When I first heard his law, I thought “That is exactly why I love DOK 3!!” Yes, I realize how nerdy that is, but I’ve learned to embrace it. To explain what I mean, try solving the problem below:
Using the digits 1 to 9, at most one time each, place a digit in each box to make a sum that is as close to 1000 as possible.


This is the kind of problem that takes people many attempts to figure out. So, when you’re ready to see the answer to this problem, head over to Open Middle.


Easy To Learn
Beginning this problem is fairly straightforward. Just place the nine digits in their own box and find the sum. As a result, every person begins with success. So, this problem is “easy to learn.”


Difficult To Master
However, you quickly realize that randomly choosing digits won’t be effective in the long run and so you have to think strategically by using your conceptual understanding of place value. For example, lets say you get a sum of 1044, how do you change your digits so that you don’t get even farther from 1000? So, this problem is also “difficult to master.”

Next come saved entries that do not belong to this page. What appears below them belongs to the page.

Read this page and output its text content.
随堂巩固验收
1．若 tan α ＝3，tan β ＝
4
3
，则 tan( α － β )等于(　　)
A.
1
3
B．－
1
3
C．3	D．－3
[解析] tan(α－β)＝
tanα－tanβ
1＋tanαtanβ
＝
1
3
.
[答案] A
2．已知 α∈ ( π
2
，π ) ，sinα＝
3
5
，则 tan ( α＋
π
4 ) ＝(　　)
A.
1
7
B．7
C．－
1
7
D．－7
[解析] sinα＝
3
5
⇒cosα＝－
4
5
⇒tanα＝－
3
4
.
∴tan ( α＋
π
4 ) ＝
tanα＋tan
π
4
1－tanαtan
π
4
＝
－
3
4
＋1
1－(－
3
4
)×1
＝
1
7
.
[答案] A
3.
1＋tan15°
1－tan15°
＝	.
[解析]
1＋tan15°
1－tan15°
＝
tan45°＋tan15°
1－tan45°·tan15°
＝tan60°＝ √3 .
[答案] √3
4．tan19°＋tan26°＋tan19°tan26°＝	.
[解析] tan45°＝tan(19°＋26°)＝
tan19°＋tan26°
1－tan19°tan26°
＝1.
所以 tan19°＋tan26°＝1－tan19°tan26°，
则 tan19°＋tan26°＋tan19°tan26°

I used to describe DOK 3 problems like the one you just tried by saying they had a very low floor (so that anyone can attempt them) but very high ceilings (so that they challenge even the most advanced students). That wasn’t so bad, but there is something elegant about describing them as “Easy to learn and difficult to master.”

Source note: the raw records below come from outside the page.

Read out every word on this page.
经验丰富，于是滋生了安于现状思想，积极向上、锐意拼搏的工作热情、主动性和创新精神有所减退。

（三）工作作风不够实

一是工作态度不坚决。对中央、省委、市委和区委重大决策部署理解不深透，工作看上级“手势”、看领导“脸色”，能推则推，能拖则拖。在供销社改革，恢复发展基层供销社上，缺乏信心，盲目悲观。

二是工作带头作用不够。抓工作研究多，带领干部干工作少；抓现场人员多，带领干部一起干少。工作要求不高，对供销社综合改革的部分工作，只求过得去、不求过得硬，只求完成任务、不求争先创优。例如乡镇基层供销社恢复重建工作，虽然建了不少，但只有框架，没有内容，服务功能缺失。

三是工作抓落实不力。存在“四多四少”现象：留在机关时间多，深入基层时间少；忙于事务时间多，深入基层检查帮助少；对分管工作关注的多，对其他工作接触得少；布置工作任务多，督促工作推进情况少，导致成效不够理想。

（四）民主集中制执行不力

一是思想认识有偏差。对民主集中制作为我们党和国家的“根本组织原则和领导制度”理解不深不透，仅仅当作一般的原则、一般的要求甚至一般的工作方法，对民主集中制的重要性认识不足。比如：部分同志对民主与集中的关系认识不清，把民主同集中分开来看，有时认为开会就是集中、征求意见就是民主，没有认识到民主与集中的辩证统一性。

What do you think? How do you describe problems like these? Let me know in the comments.


  1. I really appreciate the elegant description of these types of problems as “Easy to learn and difficult to master” much more than the old saying “very low floor and high ceiling” because this new description is much easier to use within the classroom setting with students of ALL ages and abilities. The students better understand the depths in which we are all able to go as we dig into mathematics when they are supported by this idea. Many students from various backgrounds, life experiences, who may be our ELLs or MLLs, as well as our students with learning disabilities and accelerated learners are able to learn how to begin math problems with relatively no problem and with ease. However, when many of these students are asked to use the application of math models, math strategies, or written explanations to help explain their thinking and prove their work this math task or math problem suddenly makes students frustrated and no longer confident in their math skills even though they may be able to set-up the problem correctly and even get the correct answer. I have had many highly intelligent students explain to me that they can just do the math, but they can’t explain the how or the why behind their work. For this reason, I encourage ALL students and teachers at all ability levels to explore their deeper understanding of math problems by getting the manipulatives and drawing paper out of the cupboards and having them always out and ready to be used for math problem exploration and explanations.

    • Thanks for unpacking this, Sarah. The familiar reality of “they can just do the math, but they can’t explain the how or the why behind their work.” speaks volumes about what our priorities have traditionally been in math education. Undoing that to reprioritize things like explaining your thinking or applying mathematics (via math modeling) won’t happen overnight, unfortunately.